T5-small performance degradation with larger dataset: seeking advice

Hello everyone,

I’m new to machine learning and this is my first post here. I’m working on a small project using google/t5-small for address correction (separating irrelevant information from the address). I found a good configuration for training with my initial dataset of about 1600 records. Over time, the dataset has grown to about 2400 records.

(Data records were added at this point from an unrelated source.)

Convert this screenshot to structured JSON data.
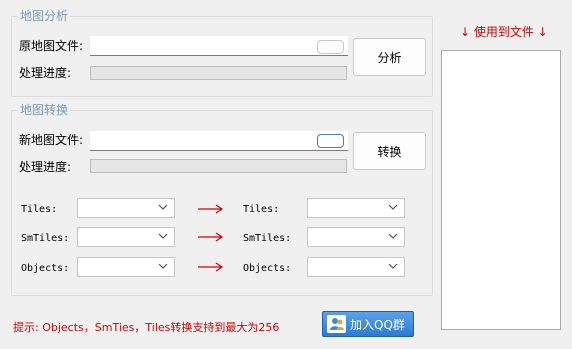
{
  "analyze_group": {
    "title": "地图分析",
    "source_label": "原地图文件:",
    "source_value": "",
    "progress_label": "处理进度:",
    "progress": 0,
    "analyze_button": "分析"
  },
  "convert_group": {
    "title": "地图转换",
    "new_label": "新地图文件:",
    "new_value": "",
    "progress_label": "处理进度:",
    "progress": 0,
    "convert_button": "转换",
    "rows": [
      {
        "left_label": "Tiles:",
        "right_label": "Tiles:"
      },
      {
        "left_label": "SmTiles:",
        "right_label": "SmTiles:"
      },
      {
        "left_label": "Objects:",
        "right_label": "Objects:"
      }
    ]
  },
  "used_files_label": "↓ 使用到文件 ↓",
  "hint": "提示: Objects，SmTies，Tiles转换支持到最大为256",
  "qq_button": "加入QQ群",
  "colors": {
    "group_title": "#7a98b8",
    "accent_red": "#d40000",
    "qq_blue": "#2d7bd2"
  }
}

However, keeping the same configuration, the model’s performance in address correction has worsened after training on this larger dataset.

Here’s the current training configuration for the model:

epochs = 30
batch_size = 10
run_name = f"b_{batch_size}_e_{epochs}_{current_timestamp}"

training_args = TrainingArguments(
    output_dir='./results',
    num_train_epochs=epochs,
    per_device_train_batch_size=batch_size,
    per_device_eval_batch_size=batch_size,
    warmup_steps=1000,
    weight_decay=0.005,
    logging_dir='logs/{}'.format(run_name),
    logging_steps=50,
    eval_strategy="steps",
    eval_steps=50,
    report_to="tensorboard",
    run_name=run_name,
    load_best_model_at_end=True,
    metric_for_best_model="eval_loss",
    greater_is_better=False
)

trainer = Trainer(
    model=model,
    args=training_args,
    train_dataset=train_dataset,
    eval_dataset=val_dataset
)

What changes could I try to improve the model’s performance with this larger dataset?

Thanks for any suggestions.